VERONIQUE D’ENTREMONT
Veronique d’entremont (they/them) is a trans-disciplinary artist whose practice spans devotional sculpture, audio installation, video and performance. They maintain an ongoing, inter-species collaboration with a feral colony of honeybees they claim to be the earthly manifestation of their deceased mother. veronique descends from a line of Sicilian women who are either blessed with spiritual gifts or cursed with bi-polar disorder, depending upon who you ask. To make sense of this legacy and the resulting suicide of their own mother, veronique infuses personal documentary with elements of magical realism, using their work as a medium for building empathy, healing from inter-generational trauma and challenging notions of otherness. Through creative myth-making, veronique seeks pathways toward healing our relationships to our environment, to each other and to ourselves. The artist looks to stories from early Christian mysticism, Sicilian folk magic and other earth-based practices for ways we may reimagine our attitudes toward neurodiversity and claim queer ancestry with human and non-human kin. Veronique’s solo exhibitions include Commonwealth and Council (Los Angeles), The Berwick Research Institute (Boston), and SPACES Cleveland, and public artworks commissioned by The Institute for Contemporary Art Los Angeles (ICA LA) and Los Angeles Nomadic Division (LAND). Veronique has been supported by numerous awards and residencies including a Joan Mitchell Fellowship and residency at the Joan Mitchell Center.
KANDIS WILLIAMS
Kandis Williams (b. 1985, Baltimore, Maryland) has had recent solo shows at Night Gallery, Los Angeles; KW Institute for Contemporary Art, Berlin; and Ficken 3000, Berlin, Germany. In Fall 2020, the Institute for Contemporary Art at Virginia Commonwealth University opened Kandis Williams: A Field, a multi-stage solo exhibition curated by Amber Esseiva, which will run through Summer 2021 as part of the museum’s Provocations commission series. Williams is featured in the 2020 edition of the Made in LA biennial at the Hammer Museum and Huntington Libraries.
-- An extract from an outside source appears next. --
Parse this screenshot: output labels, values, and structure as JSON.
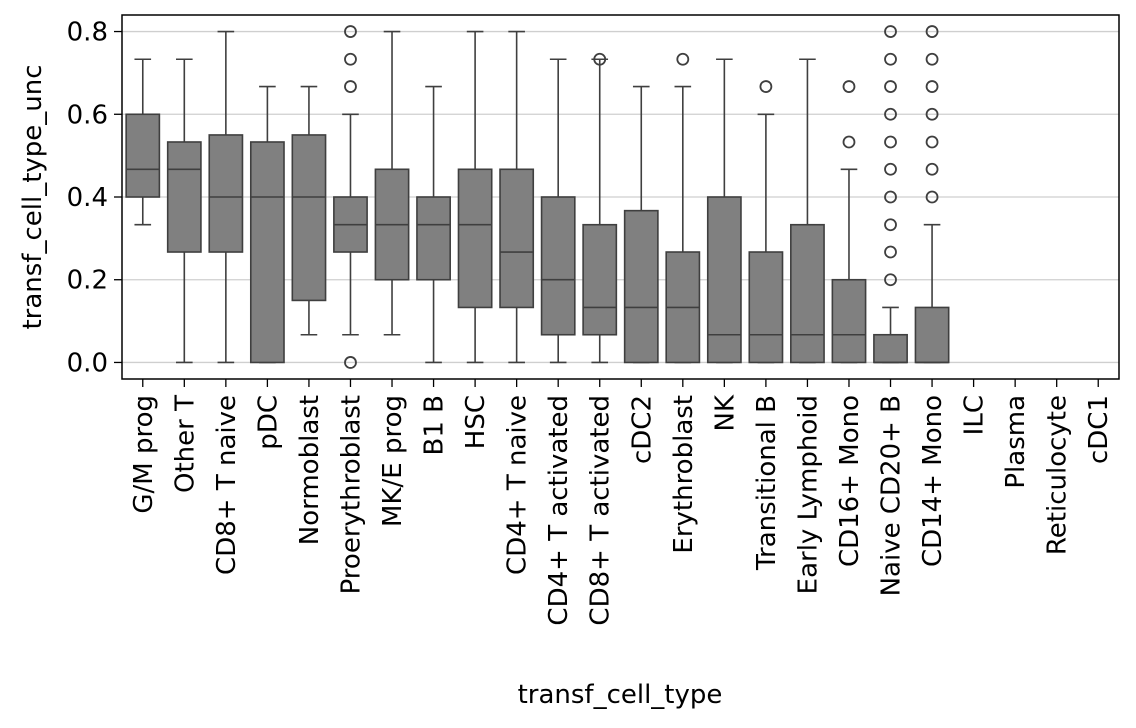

She is the recipient of the 2021 Grants to Artists award, presented by the Foundation for Contemporary Arts, New York. Beyond her creative work, Williams has an active curatorial and pedagogical practice, and runs Cassandra Press. Her performances have been mounted in clubs and institutions across the world. She is currently a visiting faculty member at the California Institute of the Arts. Williams lives and works in Los Angeles.